Em síntese, Jim Halsey (C. Thomas Howell) está dirigindo um carro em direção à Califórnia em plena madrugada. Sonolento, ele tenta algumas estratégias para manter-se acordado, até resolver dar carona para uma pessoa na estrada. Não sabia ele que o favor feito a John Ryder (Rutger Hauer) seria perigoso, pois ele matava os motoristas que o davam carona. Ao perceber isso em seu primeiro diálogo, dentro do carro, Jim empurra-o para fora, em movimento, e segue seu caminho. Porém, John não o deixa em paz pelo resto da viagem, numa perseguição doentia e quase surreal pela mais lendária rodovia dos Estados Unidos: a Route 66, a qual cruzava o país.
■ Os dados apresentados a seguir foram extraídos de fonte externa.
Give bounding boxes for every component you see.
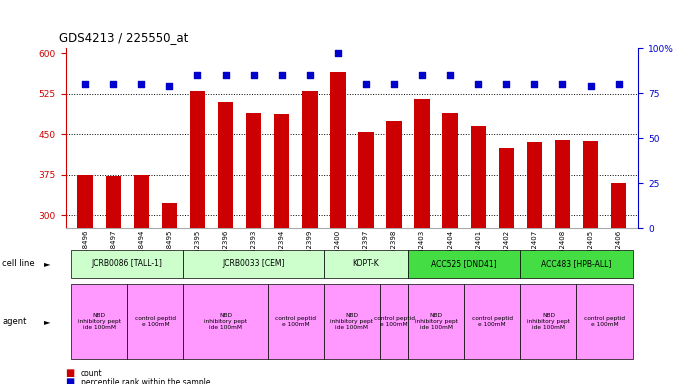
Bar <box>190 91 205 377</box>
Point <box>613 81 624 87</box>
Bar <box>499 148 514 377</box>
Bar <box>358 131 374 377</box>
Text: control peptid
e 100mM: control peptid e 100mM <box>584 316 625 327</box>
Point <box>164 83 175 89</box>
Text: ►: ► <box>43 260 50 268</box>
Bar <box>274 114 289 377</box>
Bar <box>611 183 627 377</box>
Point <box>192 72 203 78</box>
Text: control peptid
e 100mM: control peptid e 100mM <box>472 316 513 327</box>
Point <box>585 83 596 89</box>
Point <box>276 72 287 78</box>
Point <box>501 81 512 87</box>
Bar <box>386 121 402 377</box>
Point <box>136 81 147 87</box>
Text: ■: ■ <box>66 377 75 384</box>
Point <box>529 81 540 87</box>
Text: JCRB0086 [TALL-1]: JCRB0086 [TALL-1] <box>92 260 163 268</box>
Point <box>557 81 568 87</box>
Point <box>388 81 400 87</box>
Text: ■: ■ <box>66 368 75 378</box>
Bar <box>106 176 121 377</box>
Point <box>79 81 90 87</box>
Point <box>248 72 259 78</box>
Bar <box>415 99 430 377</box>
Text: NBD
inhibitory pept
ide 100mM: NBD inhibitory pept ide 100mM <box>78 313 121 330</box>
Text: GDS4213 / 225550_at: GDS4213 / 225550_at <box>59 31 188 44</box>
Text: control peptid
e 100mM: control peptid e 100mM <box>373 316 415 327</box>
Bar <box>555 140 570 377</box>
Bar <box>330 72 346 377</box>
Point <box>220 72 231 78</box>
Bar <box>77 175 93 377</box>
Point <box>108 81 119 87</box>
Bar <box>526 142 542 377</box>
Text: JCRB0033 [CEM]: JCRB0033 [CEM] <box>222 260 285 268</box>
Text: control peptid
e 100mM: control peptid e 100mM <box>275 316 316 327</box>
Text: count: count <box>81 369 102 378</box>
Point <box>444 72 455 78</box>
Point <box>360 81 371 87</box>
Text: percentile rank within the sample: percentile rank within the sample <box>81 377 210 384</box>
Point <box>304 72 315 78</box>
Bar <box>583 141 598 377</box>
Point <box>473 81 484 87</box>
Bar <box>218 102 233 377</box>
Bar <box>471 126 486 377</box>
Bar <box>302 91 317 377</box>
Text: NBD
inhibitory pept
ide 100mM: NBD inhibitory pept ide 100mM <box>204 313 247 330</box>
Text: cell line: cell line <box>2 260 34 268</box>
Bar <box>134 175 149 377</box>
Text: KOPT-K: KOPT-K <box>353 260 380 268</box>
Text: ACC483 [HPB-ALL]: ACC483 [HPB-ALL] <box>541 260 611 268</box>
Text: ACC525 [DND41]: ACC525 [DND41] <box>431 260 497 268</box>
Text: ►: ► <box>43 317 50 326</box>
Text: control peptid
e 100mM: control peptid e 100mM <box>135 316 176 327</box>
Bar <box>161 203 177 377</box>
Text: NBD
inhibitory pept
ide 100mM: NBD inhibitory pept ide 100mM <box>331 313 373 330</box>
Text: NBD
inhibitory pept
ide 100mM: NBD inhibitory pept ide 100mM <box>415 313 457 330</box>
Point <box>333 50 344 56</box>
Text: agent: agent <box>2 317 26 326</box>
Bar <box>442 113 458 377</box>
Point <box>417 72 428 78</box>
Text: NBD
inhibitory pept
ide 100mM: NBD inhibitory pept ide 100mM <box>527 313 570 330</box>
Bar <box>246 113 262 377</box>
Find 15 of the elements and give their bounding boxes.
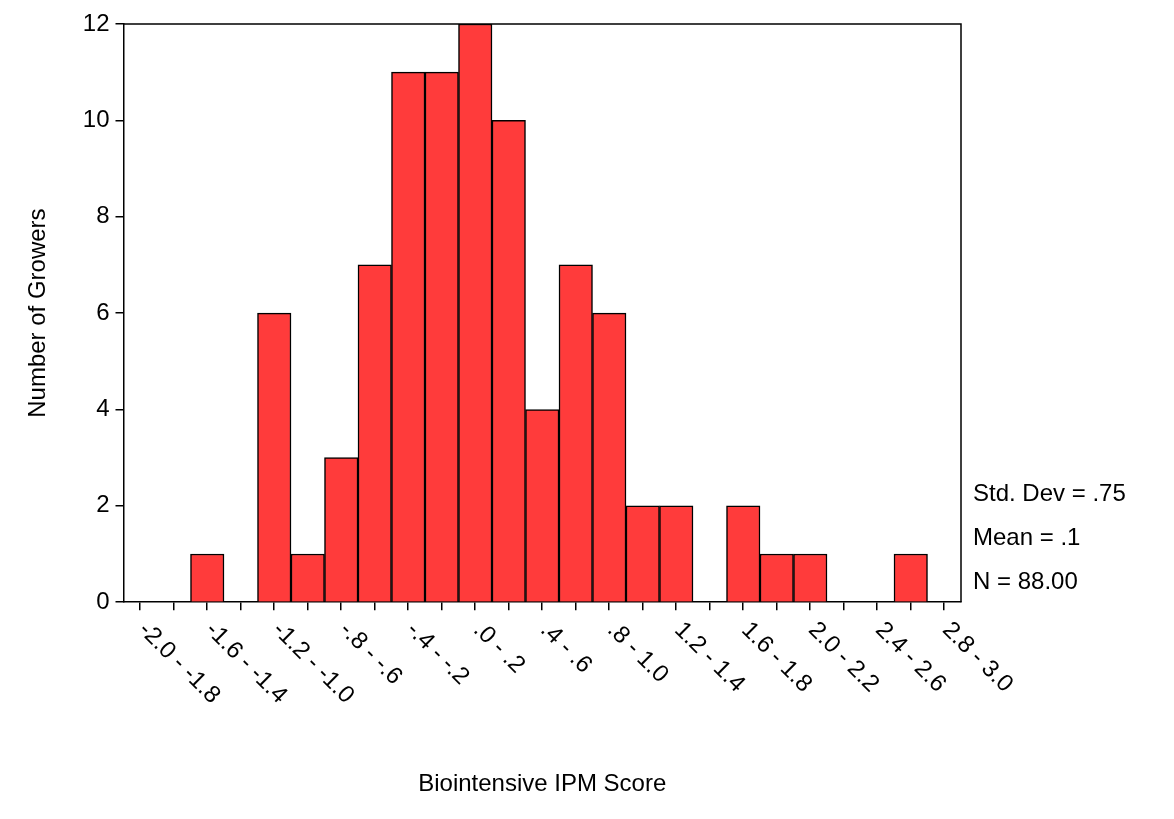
x-tick-label: .8 - 1.0 <box>603 615 675 688</box>
x-axis-title: Biointensive IPM Score <box>418 769 667 797</box>
text: Mean = .1 <box>973 522 1081 550</box>
x-tick-label: .0 - .2 <box>469 615 532 678</box>
text: Std. Dev = .75 <box>973 478 1126 506</box>
y-tick-label: 2 <box>96 490 110 518</box>
y-tick-label: 8 <box>96 201 110 229</box>
y-tick-label: 4 <box>96 394 110 422</box>
text: N = 88.00 <box>973 566 1078 594</box>
y-tick-label: 12 <box>82 8 110 36</box>
y-axis-title: Number of Growers <box>23 208 51 418</box>
y-tick-label: 6 <box>96 297 110 325</box>
y-tick-label: 0 <box>96 586 110 614</box>
x-tick-label: .4 - .6 <box>536 615 599 678</box>
y-tick-label: 10 <box>82 104 110 132</box>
No decorrer da perseguição, a trama faz a polícia pensar que o mocinho é o vilão e vice versa, tornando o problema de Jim ainda mais grave. Entre tiros, folgareis e explosões, batidas, capotadas e afrontas face a face, os dois fixam uma estranha relação durante todo o filme.
Nossa inquietação, então, reside sobre o conceito fotográfico do filme, o qual parece romper com o habitual do cinema clássico. Notamos que John Seale não mede a luz nos rostos dos personagens principais, preservando constantemente no filme uma face escura nos dois sujeitos de perfil conturbado. E investe numa contraluz diurna frequente, utilizando o sol como luz principal. Duas soluções de luz dramática fundamentais para estabelecer a atmosfera visual da obra com consistência, a fim de melhor traduzir o perfil psicopático dos personagens principais e da narrativa como um todo.
Bibliografia
- ARONOVICK, Ricardo. Expor uma história: a fotografia do cinema. Rio de Janeiro: Gryphus, 2004.
AUMONT, Jacques. A imagem. 16ed. Campinas: Papirus, 2012.
BROWN, Blain. Motion Picture and vídeo lighting. 2ed. Oxford: Elsevier, 2008.
CINEMATECA VEJA. A morte pede carona. São Paulo: Editora abril, 2008.
LIRA, Bertrand. Luz e sombra: significações imaginárias na fotografia do cinema expressionista alemão. João Pessoa: Editora da UFPB, 2013.
MOURA, Edgar. 50 anos luz, câmera e ação. São Paulo: Editora Senac, 1999.